Radio FM4 / Sammy Khamis
Über Ägypten zu berichten ist im Moment kein Spaziergang. Das bekommen auch die Leute von Mada Masr zu spüren. Eine Zeitung zu gründen braucht nach Lina Attalahs Aussage "viel Geduld und Papierkram." Die Journalisten bei Mada Masr kommen alle aus der englischsprachigen Medienlandschaft Ägyptens. Deshalb sind alle Texte auf Englisch - auch wenn eine arabische Version in Arbeit ist. Die Journalisten sind Ägypter. Die meisten begrüßten die Revolution 2011, mit der Hoffnung, dass sich die Pressefreiheit im Land verbessern würde. Die aktuelle Situation stimmt sie wenig optimistisch: "Aber trotzdem haben wir eine sehr klare Meinung zu Ägypten und der Situation im Moment. Wir können nicht einfach daneben sitzen und zusehen." Aus dieser Überzeugung heraus veröffentlicht Mada Masr täglich aktuelle Nachrichten. Für Lina Attalah aber sind es die Kommentare ihrer Autoren, die die Zeitung besonders machen.
Zum Beispiel ein Essay von Omar Robert Hamilton, der aus Sarajevo über sein Heimatland Ägypten schreibt:
"Today I am a coward who can only write. I see the revolution being dragged away to be shot over a shallow grave and I don’t know what to do. But I do know that, before it’s too late, we will grab it, we will fight for it. We have to, or we will never be able to live with ourselves."
Ägyptische Regierung kritisiert ausländische Medien
Solche Stimmen sind rar in den ägyptischen Medien, wie der ehemalige Guardian-Journalist Abdel-Rahman Hussein betont. Die Medien haben eine "toxische Stimmung" geschaffen, die den Mitte-dreißig-jährigen Journalisten nicht mehr mit seinen Eltern über Politik reden lässt: "Diese Situation zerreißt Familien. Die Stimmungsmache führt dazu, dass ich Freunde und Familienmitglieder verliere."
De Berichterstattung treibt die Leute auseinander: Die Fremdenfeindlichkeit nimmt Ausmaße an, die ich mir in Ägypten nie hätte vorstellen können. Ausländische Journalisten werden von aufgebrachten Zivilisten festgehalten oder verfolgt. Der arabische Ableger von Al Jazeera wurde - mal wieder - von der Übergangsregierung off air genommen.
Ausgangssperre
Was sehen also die Ägypter, wenn sie abends, nach der Ausgangssperre, ihren Fernseher anschalten? Sie sehen vor allem Talk-Sendungen. Dabei überschütten sich die Gäste in der Regel gegenseitig mit Lob, da ihre Meinungen meist nur minimal von einander abweichen.

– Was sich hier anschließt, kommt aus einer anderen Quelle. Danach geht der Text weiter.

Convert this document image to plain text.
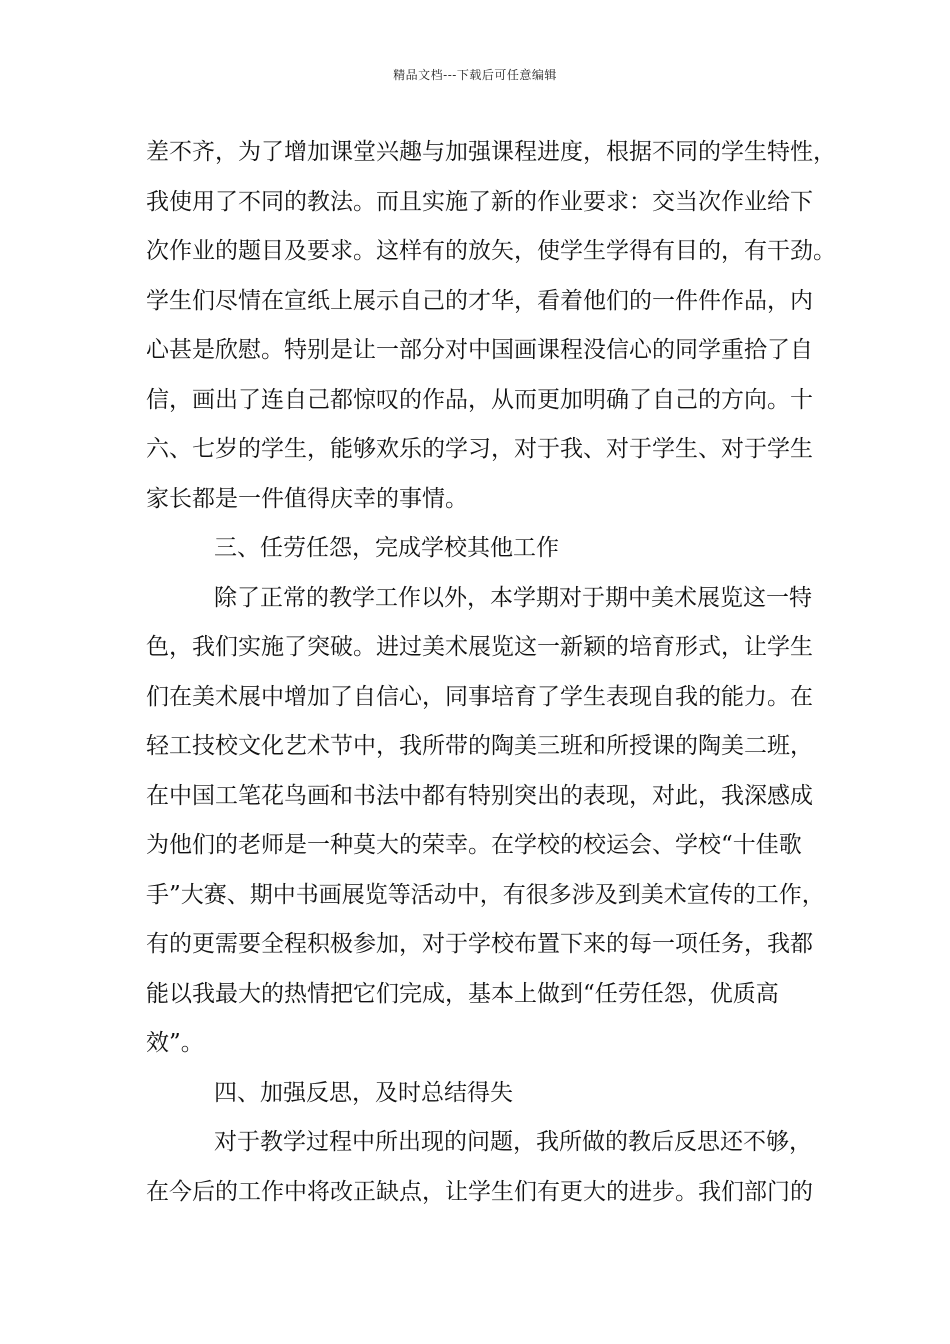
精品文档---下载后可任意编辑
差不齐，为了增加课堂兴趣与加强课程进度，根据不同的学生特性，
我使用了不同的教法。而且实施了新的作业要求：交当次作业给下
次作业的题目及要求。这样有的放矢，使学生学得有目的，有干劲。
学生们尽情在宣纸上展示自己的才华，看着他们的一件件作品，内
心甚是欣慰。特别是让一部分对中国画课程没信心的同学重拾了自
信，画出了连自己都惊叹的作品，从而更加明确了自己的方向。十
六、七岁的学生，能够欢乐的学习，对于我、对于学生、对于学生
家长都是一件值得庆幸的事情。
三、任劳任怨，完成学校其他工作
除了正常的教学工作以外，本学期对于期中美术展览这一特
色，我们实施了突破。进过美术展览这一新颖的培育形式，让学生
们在美术展中增加了自信心，同事培育了学生表现自我的能力。在
轻工技校文化艺术节中，我所带的陶美三班和所授课的陶美二班，
在中国工笔花鸟画和书法中都有特别突出的表现，对此，我深感成
为他们的老师是一种莫大的荣幸。在学校的校运会、学校“十佳歌
手”大赛、期中书画展览等活动中，有很多涉及到美术宣传的工作，
有的更需要全程积极参加，对于学校布置下来的每一项任务，我都
能以我最大的热情把它们完成，基本上做到“任劳任怨，优质高
效”。
四、加强反思，及时总结得失
对于教学过程中所出现的问题，我所做的教后反思还不够，
在今后的工作中将改正缺点，让学生们有更大的进步。我们部门的
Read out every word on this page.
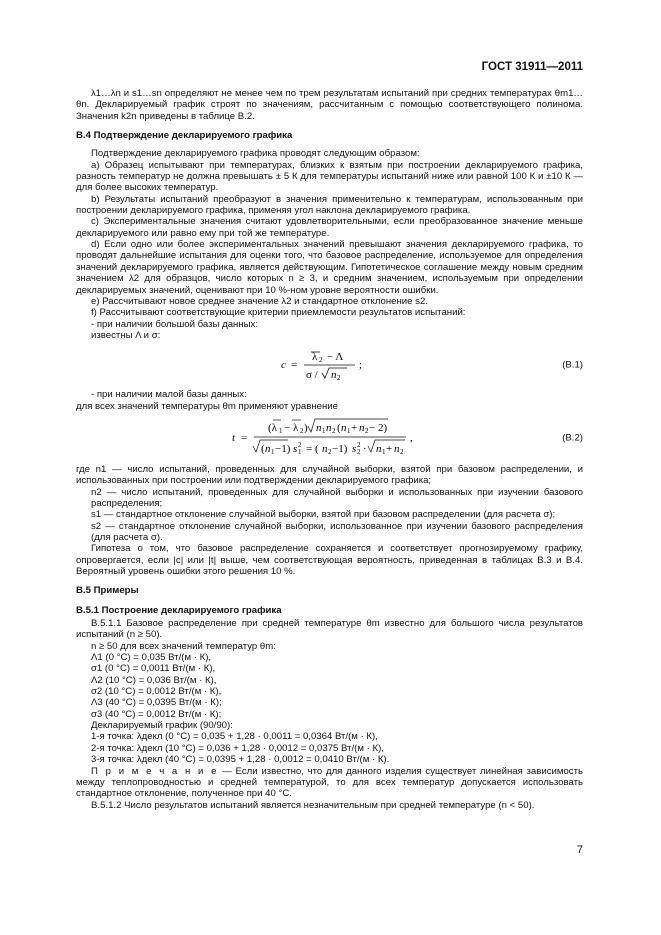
ГОСТ 31911—2011

λ1…λn и s1…sn определяют не менее чем по трем результатам испытаний при средних температурах θm1…θn. Декларируемый график строят по значениям, рассчитанным с помощью соответствующего полинома. Значения k2n приведены в таблице B.2.

В.4 Подтверждение декларируемого графика

Подтверждение декларируемого графика проводят следующим образом:

a) Образец испытывают при температурах, близких к взятым при построении декларируемого графика, разность температур не должна превышать ± 5 К для температуры испытаний ниже или равной 100 К и ±10 К — для более высоких температур.

b) Результаты испытаний преобразуют в значения применительно к температурам, использованным при построении декларируемого графика, применяя угол наклона декларируемого графика.

c) Экспериментальные значения считают удовлетворительными, если преобразованное значение меньше декларируемого или равно ему при той же температуре.

d) Если одно или более экспериментальных значений превышают значения декларируемого графика, то проводят дальнейшие испытания для оценки того, что базовое распределение, используемое для определения значений декларируемого графика, является действующим. Гипотетическое соглашение между новым средним значением λ2 для образцов, число которых n ≥ 3, и средним значением, используемым при определении декларируемых значений, оценивают при 10 %-ном уровне вероятности ошибки.

e) Рассчитывают новое среднее значение λ2 и стандартное отклонение s2.

f) Рассчитывают соответствующие критерии приемлемости результатов испытаний:

- при наличии большой базы данных:

известны Λ и σ:

c =
λ 2 − Λ
σ / n 2
;	(B.1)

- при наличии малой базы данных:

для всех значений температуры θm применяют уравнение

t =
(λ 1 − λ 2 ) n 1 n 2 ( n 1 + n 2 − 2)
( n 1 −1) s 1
2 = ( n 2 −1) s 2
2 · n 1 + n 2
,	(B.2)

где n1 — число испытаний, проведенных для случайной выборки, взятой при базовом распределении, и использованных при построении или подтверждении декларируемого графика;

n2 — число испытаний, проведенных для случайной выборки и использованных при изучении базового распределения;

s1 — стандартное отклонение случайной выборки, взятой при базовом распределении (для расчета σ);

s2 — стандартное отклонение случайной выборки, использованное при изучении базового распределения (для расчета σ).

Гипотеза о том, что базовое распределение сохраняется и соответствует прогнозируемому графику, опровергается, если |c| или |t| выше, чем соответствующая вероятность, приведенная в таблицах В.3 и В.4. Вероятный уровень ошибки этого решения 10 %.

В.5 Примеры

В.5.1 Построение декларируемого графика

В.5.1.1 Базовое распределение при средней температуре θm известно для большого числа результатов испытаний (n ≥ 50).

n ≥ 50 для всех значений температур θm:

Λ1 (0 °С) = 0,035 Вт/(м · К),

σ1 (0 °С) = 0,0011 Вт/(м · К),

Λ2 (10 °С) = 0,036 Вт/(м · К),

σ2 (10 °С) = 0,0012 Вт/(м · К),

Λ3 (40 °С) = 0,0395 Вт/(м · К);

σ3 (40 °С) = 0,0012 Вт/(м · К);

Декларируемый график (90/90):

1-я точка: λдекл (0 °С) = 0,035 + 1,28 · 0,0011 = 0,0364 Вт/(м · К),

2-я точка: λдекл (10 °С) = 0,036 + 1,28 · 0,0012 = 0,0375 Вт/(м · К),

3-я точка: λдекл (40 °С) = 0,0395 + 1,28 · 0,0012 = 0,0410 Вт/(м · К).

П р и м е ч а н и е — Если известно, что для данного изделия существует линейная зависимость между теплопроводностью и средней температурой, то для всех температур допускается использовать стандартное отклонение, полученное при 40 °С.

В.5.1.2 Число результатов испытаний является незначительным при средней температуре (n < 50).

7
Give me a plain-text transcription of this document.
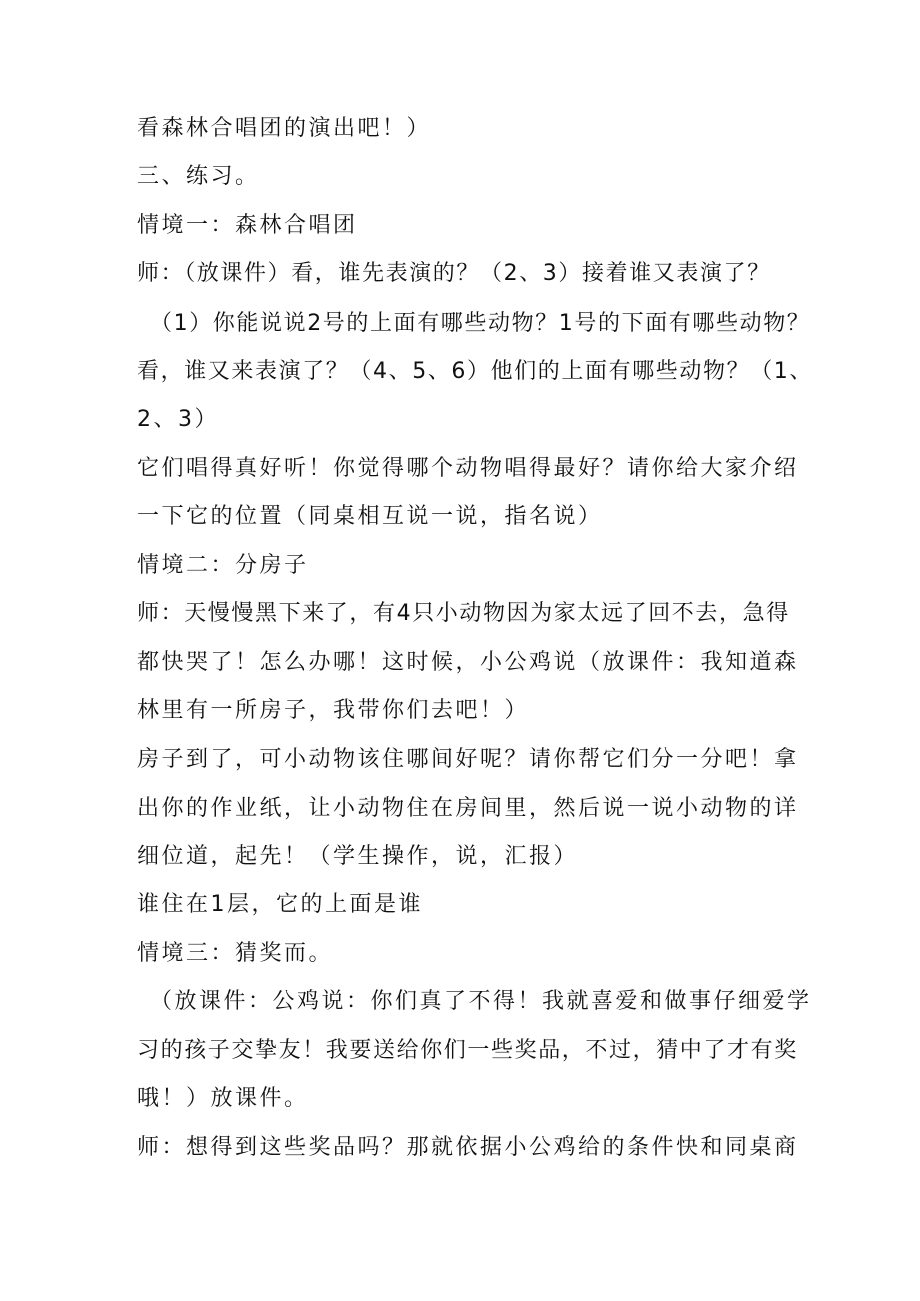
看森林合唱团的演出吧！）
三、练习。
情境一：森林合唱团
师：（放课件）看，谁先表演的？（2、3）接着谁又表演了？
（1）你能说说2号的上面有哪些动物？1号的下面有哪些动物？
看，谁又来表演了？（4、5、6）他们的上面有哪些动物？（1、
2、3）
它们唱得真好听！你觉得哪个动物唱得最好？请你给大家介绍
一下它的位置（同桌相互说一说，指名说）
情境二：分房子
师：天慢慢黑下来了，有4只小动物因为家太远了回不去，急得
都快哭了！怎么办哪！这时候，小公鸡说（放课件：我知道森
林里有一所房子，我带你们去吧！）
房子到了，可小动物该住哪间好呢？请你帮它们分一分吧！拿
出你的作业纸，让小动物住在房间里，然后说一说小动物的详
细位道，起先！（学生操作，说，汇报）
谁住在1层，它的上面是谁
情境三：猜奖而。
（放课件：公鸡说：你们真了不得！我就喜爱和做事仔细爱学
习的孩子交挚友！我要送给你们一些奖品，不过，猜中了才有奖
哦！）放课件。
师：想得到这些奖品吗？那就依据小公鸡给的条件快和同桌商
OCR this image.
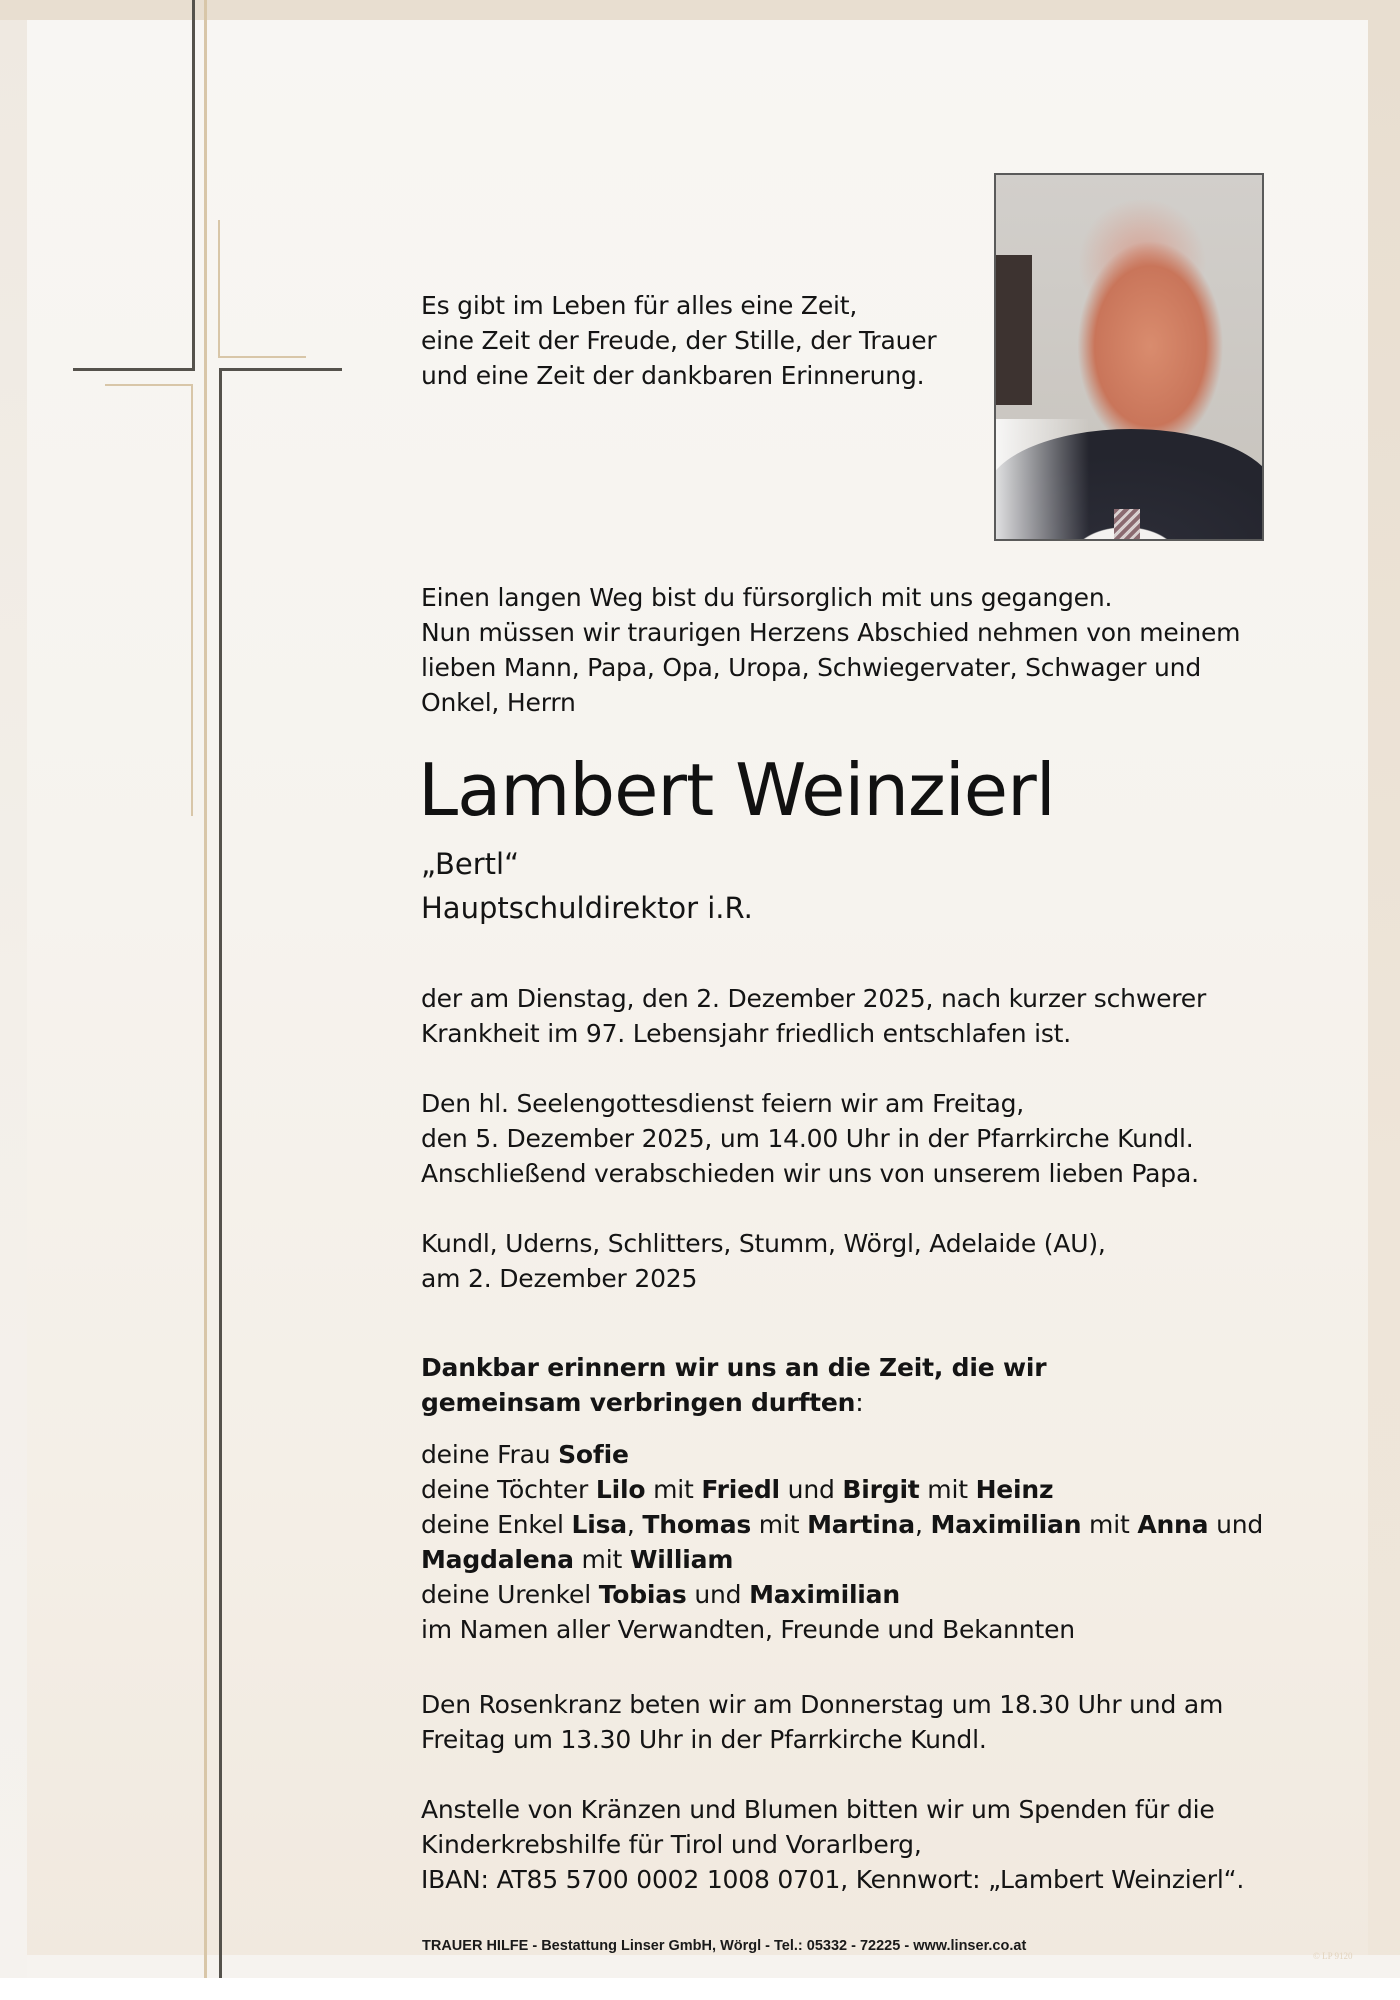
Es gibt im Leben für alles eine Zeit,
eine Zeit der Freude, der Stille, der Trauer
und eine Zeit der dankbaren Erinnerung.
Einen langen Weg bist du fürsorglich mit uns gegangen.
Nun müssen wir traurigen Herzens Abschied nehmen von meinem
lieben Mann, Papa, Opa, Uropa, Schwiegervater, Schwager und
Onkel, Herrn
Lambert Weinzierl
„Bertl“
Hauptschuldirektor i.R.
der am Dienstag, den 2. Dezember 2025, nach kurzer schwerer
Krankheit im 97. Lebensjahr friedlich entschlafen ist.
Den hl. Seelengottesdienst feiern wir am Freitag,
den 5. Dezember 2025, um 14.00 Uhr in der Pfarrkirche Kundl.
Anschließend verabschieden wir uns von unserem lieben Papa.
Kundl, Uderns, Schlitters, Stumm, Wörgl, Adelaide (AU),
am 2. Dezember 2025
Dankbar erinnern wir uns an die Zeit, die wir
gemeinsam verbringen durften:
deine Frau Sofie
deine Töchter Lilo mit Friedl und Birgit mit Heinz
deine Enkel Lisa, Thomas mit Martina, Maximilian mit Anna und
Magdalena mit William
deine Urenkel Tobias und Maximilian
im Namen aller Verwandten, Freunde und Bekannten
Den Rosenkranz beten wir am Donnerstag um 18.30 Uhr und am
Freitag um 13.30 Uhr in der Pfarrkirche Kundl.
Anstelle von Kränzen und Blumen bitten wir um Spenden für die
Kinderkrebshilfe für Tirol und Vorarlberg,
IBAN: AT85 5700 0002 1008 0701, Kennwort: „Lambert Weinzierl“.
TRAUER HILFE - Bestattung Linser GmbH, Wörgl - Tel.: 05332 - 72225 - www.linser.co.at
© LP 9120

Oft kommen auch Anrufer zu Wort, die - wie auf ON TV - das Vorgehen des Militärs gegen die "Terroristen" für nicht ausreichend hart erachten.
Und das Staatsfernsehen "Das Erste" will eine Verbindung zwischenObamas Halbbruder als Finanzier und der Muslimbruderschaft gefunden haben.
All diese Dinge verunsichern den Journalisten Abdel Rahman Hussein. Doch wir können unser Gespräch nicht beenden, es ist schon halb sieben, noch 30 Minuten bis zur Ausgangssperre. Und ich muss noch Wasser, Brot und Zigaretten besorgen, um durch die lange Nacht in Kairo zu kommen.